Program to find sum each of the diagonal path elements in a binary tree in Python

In this problem, we need to find the sum of elements along each diagonal path in a binary tree. A diagonal path moves from top-left to bottom-right, where moving to the right child continues the same diagonal, while moving to the left child starts a new diagonal level.

Looking at the example tree structure:

Algorithm Approach

The key insight is that each diagonal can be identified by how many "left moves" we made to reach it.

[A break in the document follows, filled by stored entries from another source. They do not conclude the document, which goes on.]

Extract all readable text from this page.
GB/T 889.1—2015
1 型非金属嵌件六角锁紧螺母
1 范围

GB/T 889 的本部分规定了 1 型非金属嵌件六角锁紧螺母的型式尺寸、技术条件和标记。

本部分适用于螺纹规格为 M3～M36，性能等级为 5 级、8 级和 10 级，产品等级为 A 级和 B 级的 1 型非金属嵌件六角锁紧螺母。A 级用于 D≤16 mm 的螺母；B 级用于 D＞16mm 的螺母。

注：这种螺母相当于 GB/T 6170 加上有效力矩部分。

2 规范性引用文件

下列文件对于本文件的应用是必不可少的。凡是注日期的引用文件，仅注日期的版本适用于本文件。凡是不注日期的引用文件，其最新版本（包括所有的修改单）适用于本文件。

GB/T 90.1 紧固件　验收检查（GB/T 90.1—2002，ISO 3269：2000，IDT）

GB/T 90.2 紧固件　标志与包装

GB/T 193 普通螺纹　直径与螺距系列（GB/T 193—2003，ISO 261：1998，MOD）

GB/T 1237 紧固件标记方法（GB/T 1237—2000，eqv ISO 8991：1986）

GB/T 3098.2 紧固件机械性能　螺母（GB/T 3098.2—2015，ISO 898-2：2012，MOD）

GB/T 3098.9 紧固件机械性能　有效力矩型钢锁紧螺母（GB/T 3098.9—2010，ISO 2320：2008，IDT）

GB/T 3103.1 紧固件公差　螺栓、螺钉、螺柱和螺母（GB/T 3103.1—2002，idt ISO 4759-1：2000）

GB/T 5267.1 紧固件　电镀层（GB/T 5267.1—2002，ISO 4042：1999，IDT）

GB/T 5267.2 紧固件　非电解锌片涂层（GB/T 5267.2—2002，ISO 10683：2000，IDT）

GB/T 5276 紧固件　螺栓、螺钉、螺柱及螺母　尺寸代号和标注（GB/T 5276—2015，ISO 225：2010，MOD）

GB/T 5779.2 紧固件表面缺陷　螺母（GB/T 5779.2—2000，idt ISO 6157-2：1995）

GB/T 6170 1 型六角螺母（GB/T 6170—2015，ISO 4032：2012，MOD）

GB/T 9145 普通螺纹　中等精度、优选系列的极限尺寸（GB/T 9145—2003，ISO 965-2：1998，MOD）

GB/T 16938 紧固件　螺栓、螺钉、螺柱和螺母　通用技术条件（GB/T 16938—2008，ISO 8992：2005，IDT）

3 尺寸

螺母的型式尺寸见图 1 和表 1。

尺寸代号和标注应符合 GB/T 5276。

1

Moving right stays on the same diagonal, while moving left increases the diagonal level by 1.

Implementation

class TreeNode:
    def __init__(self, data, left=None, right=None):
        self.data = data
        self.left = left
        self.right = right

class Solution:
    def solve(self, root):
        output = []
        
        def traverse(node, numLeft, output):
            if not node:
                return
            
            # If this is a new diagonal level, append the node's value
            if numLeft >= len(output):
                output.append(node.data)
            else:
                # Add to existing diagonal sum
                output[numLeft] += node.data
            
            # Left child increases diagonal level
            if node.left:
                traverse(node.left, numLeft + 1, output)
            
            # Right child stays on same diagonal level
            if node.right:
                traverse(node.right, numLeft, output)
        
        traverse(root, 0, output)
        return output

# Create the example tree
ob = Solution()
root = TreeNode(12)
root.left = TreeNode(8)
root.right = TreeNode(15)
root.left.left = TreeNode(3)
root.left.right = TreeNode(10)

print(ob.solve(root))

[27, 18, 3]

How It Works

The algorithm performs a depth-first traversal while tracking the diagonal level:

• numLeft parameter tracks how many left moves we've made

• When visiting a node, we either start a new diagonal or add to an existing one

• Moving to right child keeps the same diagonal level

• Moving to left child increases diagonal level by 1

Trace Through Example

1. Start at root (12), diagonal 0: output = [12]

2. Go right to 15, same diagonal 0: output = [27]

3. Go left to 8, diagonal 1: output = [27, 8]

4. Go right to 10, same diagonal 1: output = [27, 18]

5. Go left to 3, diagonal 2: output = [27, 18, 3]

Conclusion

This solution efficiently calculates diagonal sums by tracking the "left depth" during tree traversal. The time complexity is O(n) where n is the number of nodes, and space complexity is O(h) for the recursion stack where h is the tree height.